Однажды, едва Гуго вытащил кувшин из мастерской, к нему подошел советник.

— Погоди-ка! Открой кувшин, покажи, чем заряжен!

Гуго не моргнув глазом отвинтил колпачок — верхняя часть распалась на две половины, раскрыв обернутую тонким холстом зажигательную смесь. Гуго не поленился перечислить советнику состав смеси: порох, древесный уголь, сера, канифоль, смола, нашатырь, бура, свинцовый сахар — и объяснил, отчего при таком составе адский огонь горит негасимо.

— Любопытно. А там что?

Огненный кувшин был заполнен бенгальской смесью лишь сверху.

— Тонкая глиняная пластинка. Она отделяет зажигательную смесь от взрывного вещества. Когда огонь сгорает, пластинка раскаляется, и порох взрывается — вот и вся премудрость бомбы.

— Хотелось бы заглянуть под глиняную пластинку, — полюбопытствовал советник.

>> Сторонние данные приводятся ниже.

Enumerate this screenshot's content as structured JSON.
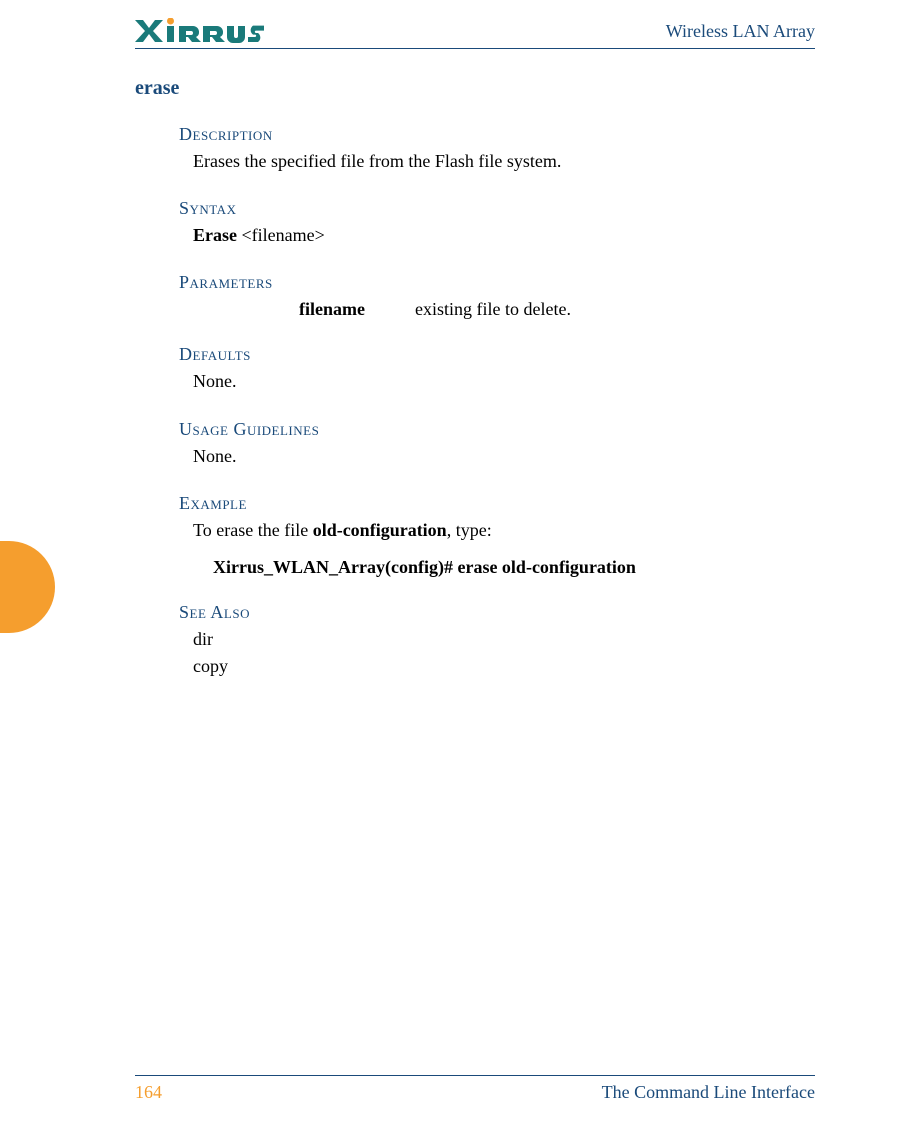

При этих словах констаблер повел глазами. В рассеянном взгляде отразилась отчаянная натура авантюриста — гнев, решительность, досада, страх… лишь на секунду. Его окружали стражники — никакой надежды на бегство. Он рассмеялся, пожав широкими плечами:

— Смотрите, коли охота.

Советник подковырнул перочинным ножиком пластинку и обнаружил вовсе не пороховую смесь, а просто обыкновенный песок. В песке — бумага для французов с обстоятельным изложением ситуации в крепости.

— В кандалы его. — торжествующе вскричал советник. — Наконец мы располагаем прямым доказательством, подлый предатель! Я тебе покажу смазливую Рику и жирных гусей.

Гуго смеялся даже в тот момент, когда его заковывали в кандалы.

И, чтобы дополнить следственный материал, из французского лагеря шипящей огненной змеей прилетает бомба и вонзается в редут. Но не взрывается. Ее приносят, вскрывают, и что же находит советник под глиняной пластинкой? Двести талеров.